Нам кажется, что в данном случае, точно так же как в рассмотренном выше суждении о «чае», герой пытается навязать нам представление о себе самом и его отношениях с Лизой, которые совершенно не соответствуют действительности, которые представляют собой всего лишь «проект», задаваемый негативной стороной его личности. Это он сам подтверждает оговоркой «впрочем, не утверждаю, чтоб она это все поняла отчетливо», которую можно счесть слабым голосом подавленного, но все-таки сопротивляющегося позитивного начала личности. Далее этот же «голос» дает достаточно определенное опровержение провозглашенной им «ненависти» к Лизе: «Впрочем, я не очень уж так ее ненавидел ...» (4, 546).

Из всей вышеприведенной характеристики его отношений с Лизой выглядят достаточно правдивыми только последние слова, т.е. утверждение подпольного человека о том, что Лиза поняла самое главное - что он «не в состоянии любить ее». Дальнейшее развитие этой мысли хорошо демонстрирует «полифо-ничность» всех эмоциональных и рациональных реакций героя. Мы вновь слышим не один, а два голоса, выражающих две стороны его натуры.
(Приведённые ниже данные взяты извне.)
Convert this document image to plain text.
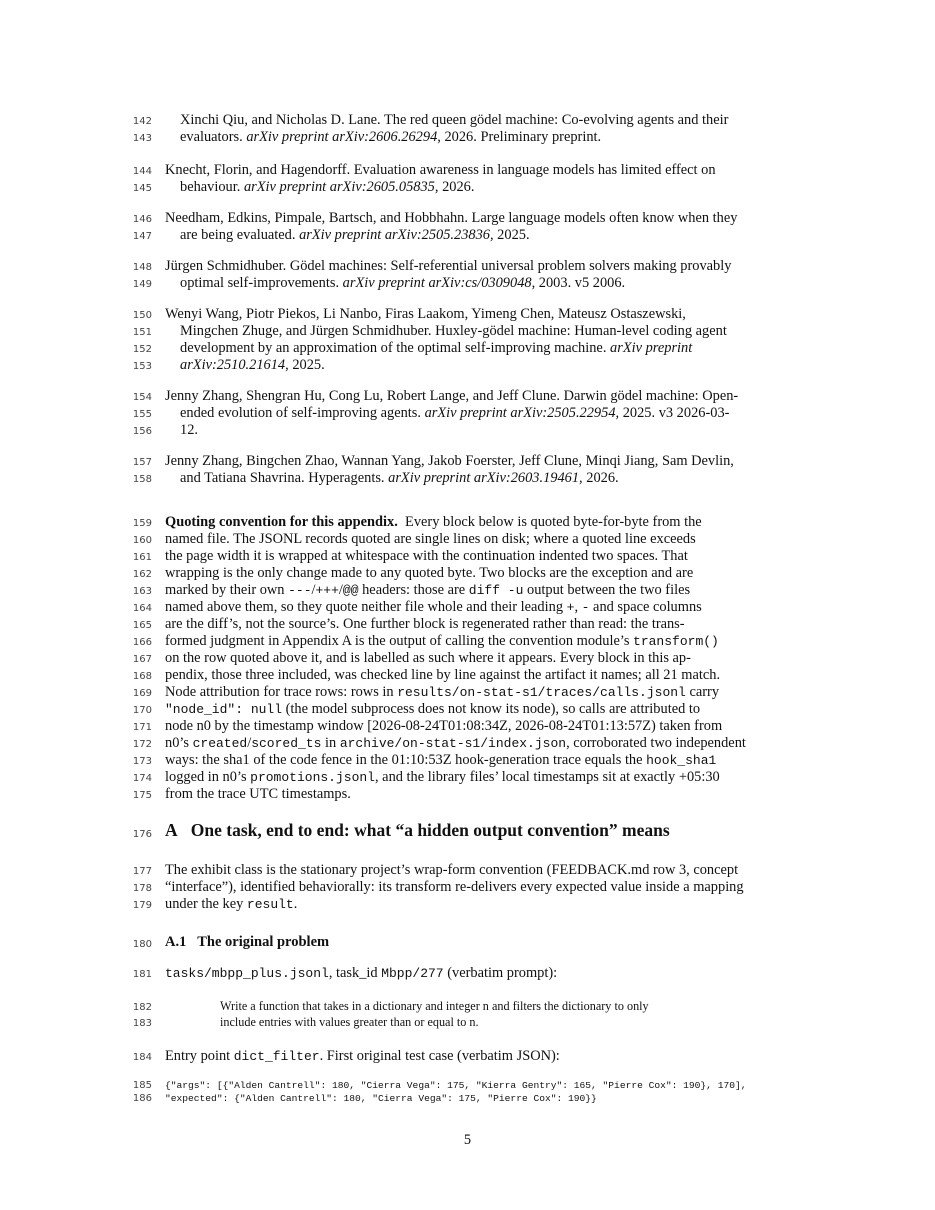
142 Xinchi Qiu, and Nicholas D. Lane. The red queen gödel machine: Co-evolving agents and their
143 evaluators. arXiv preprint arXiv:2606.26294, 2026. Preliminary preprint.
144 Knecht, Florin, and Hagendorff. Evaluation awareness in language models has limited effect on
145 behaviour. arXiv preprint arXiv:2605.05835, 2026.
146 Needham, Edkins, Pimpale, Bartsch, and Hobbhahn. Large language models often know when they
147 are being evaluated. arXiv preprint arXiv:2505.23836, 2025.
148 Jürgen Schmidhuber. Gödel machines: Self-referential universal problem solvers making provably
149 optimal self-improvements. arXiv preprint arXiv:cs/0309048, 2003. v5 2006.
150 Wenyi Wang, Piotr Piekos, Li Nanbo, Firas Laakom, Yimeng Chen, Mateusz Ostaszewski,
151 Mingchen Zhuge, and Jürgen Schmidhuber. Huxley-gödel machine: Human-level coding agent
152 development by an approximation of the optimal self-improving machine. arXiv preprint
153 arXiv:2510.21614, 2025.
154 Jenny Zhang, Shengran Hu, Cong Lu, Robert Lange, and Jeff Clune. Darwin gödel machine: Open-
155 ended evolution of self-improving agents. arXiv preprint arXiv:2505.22954, 2025. v3 2026-03-
156 12.
157 Jenny Zhang, Bingchen Zhao, Wannan Yang, Jakob Foerster, Jeff Clune, Minqi Jiang, Sam Devlin,
158 and Tatiana Shavrina. Hyperagents. arXiv preprint arXiv:2603.19461, 2026.
159 Quoting convention for this appendix. Every block below is quoted byte-for-byte from the
160 named file. The JSONL records quoted are single lines on disk; where a quoted line exceeds
161 the page width it is wrapped at whitespace with the continuation indented two spaces. That
162 wrapping is the only change made to any quoted byte. Two blocks are the exception and are
163 marked by their own ---/+++/@@ headers: those are diff -u output between the two files
164 named above them, so they quote neither file whole and their leading +, - and space columns
165 are the diff’s, not the source’s. One further block is regenerated rather than read: the trans-
166 formed judgment in Appendix A is the output of calling the convention module’s transform()
167 on the row quoted above it, and is labelled as such where it appears. Every block in this ap-
168 pendix, those three included, was checked line by line against the artifact it names; all 21 match.
169 Node attribution for trace rows: rows in results/on-stat-s1/traces/calls.jsonl carry
170 "node_id": null (the model subprocess does not know its node), so calls are attributed to
171 node n0 by the timestamp window [2026-08-24T01:08:34Z, 2026-08-24T01:13:57Z) taken from
172 n0’s created/scored_ts in archive/on-stat-s1/index.json, corroborated two independent
173 ways: the sha1 of the code fence in the 01:10:53Z hook-generation trace equals the hook_sha1
174 logged in n0’s promotions.jsonl, and the library files’ local timestamps sit at exactly +05:30
175 from the trace UTC timestamps.
176 A One task, end to end: what “a hidden output convention” means
177 The exhibit class is the stationary project’s wrap-form convention (FEEDBACK.md row 3, concept
178 “interface”), identified behaviorally: its transform re-delivers every expected value inside a mapping
179 under the key result.
180 A.1 The original problem
181 tasks/mbpp_plus.jsonl, task_id Mbpp/277 (verbatim prompt):
182	Write a function that takes in a dictionary and integer n and filters the dictionary to only
183	include entries with values greater than or equal to n.
184 Entry point dict_filter. First original test case (verbatim JSON):
185 {"args": [{"Alden Cantrell": 180, "Cierra Vega": 175, "Kierra Gentry": 165, "Pierre Cox": 190}, 170],
186 "expected": {"Alden Cantrell": 180, "Cierra Vega": 175, "Pierre Cox": 190}}
5
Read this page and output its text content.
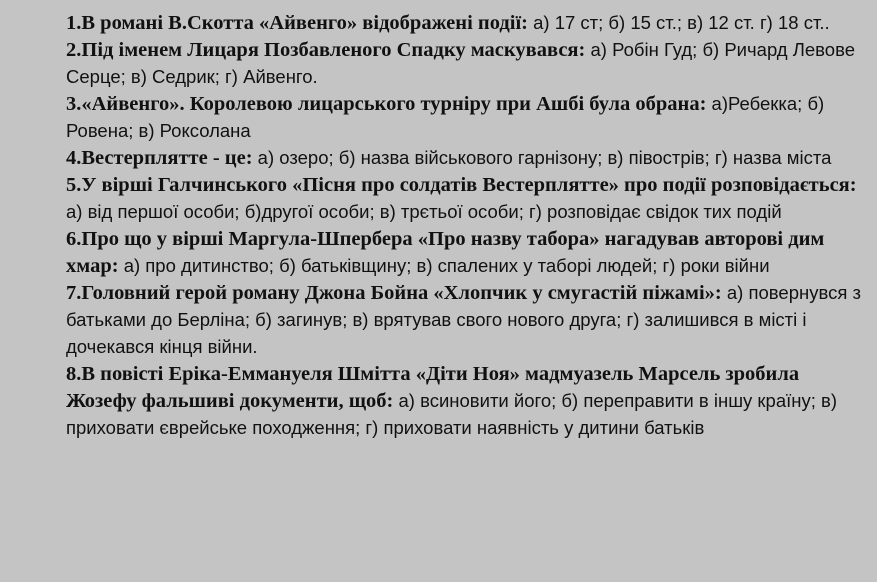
1.В романі В.Скотта «Айвенго» відображені події: а) 17 ст; б) 15 ст.; в) 12 ст. г) 18 ст..

2.Під іменем Лицаря Позбавленого Спадку маскувався: а) Робін Гуд; б) Ричард Левове Серце; в) Седрик; г) Айвенго.

3.«Айвенго». Королевою лицарського турніру при Ашбі була обрана: а)Ребекка; б) Ровена; в) Роксолана

4.Вестерплятте - це: а) озеро; б) назва військового гарнізону; в) півострів; г) назва міста

5.У вірші Галчинського «Пісня про солдатів Вестерплятте» про події розповідається: а) від першої особи; б)другої особи; в) трєтьої особи; г) розповідає свідок тих подій

6.Про що у вірші Маргула-Шпербера «Про назву табора» нагадував авторові дим хмар: а) про дитинство; б) батьківщину; в) спалених у таборі людей; г) роки війни

7.Головний герой роману Джона Бойна «Хлопчик у смугастій піжамі»: а) повернувся з батьками до Берліна; б) загинув; в) врятував свого нового друга; г) залишився в місті і дочекався кінця війни.

8.В повісті Еріка-Еммануеля Шмітта «Діти Ноя» мадмуазель Марсель зробила Жозефу фальшиві документи, щоб: а) всиновити його; б) переправити в іншу країну; в) приховати єврейське походження; г) приховати наявність у дитини батьків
Сначала он дает весьма негативное объяснение невозможности любви: «.я и полюбить уж не мог, потому что, повторяю, любить у меня - значило тиран-

ствовать и нравственно превосходствовать» (4, 546). Отметим, что такое понимание любви не является таким уж абсурдным и «исключительным»; приверженность такому пониманию демонстрируют очень многие герои Достоевского, в том числе и гораздо более «симпатичные» в общем мнении, чем герой «Записок из подполья». Нужно признать, что в этом определении герой повести схватывает что-то очень существенное для понимания человеческих отношений, недаром это определение было столь популярным и часто обсуждаемым в философии ХХ века - от Ф. Ницше до Ж.-П. Сартра; последний вообще сделал его одним из важнейших слагаемых своей концепции человека.

Однако далее проявляется другая сторона натуры героя, звучит совсем иное объяснение, гораздо более похожее на правду: «.я уж до того успел растлить себя нравственно, до того от "живой жизни" отвык, что давеча вздумал попрекать и стыдить ее тем, что она пришла ко мне "жалкие слова" слушать; а и не догадался сам, что она пришла вовсе не для того, чтоб жалкие слова слушать, а чтоб любить меня, потому что для женщины в любви-то и заключается все воскресение, все спасение от какой бы то ни было гибели и все возрождение, да иначе и проявиться не может, как в этом. <...> "Живая жизнь" с непривычки придавила меня до того, что даже дышать стало трудно» (4, 546).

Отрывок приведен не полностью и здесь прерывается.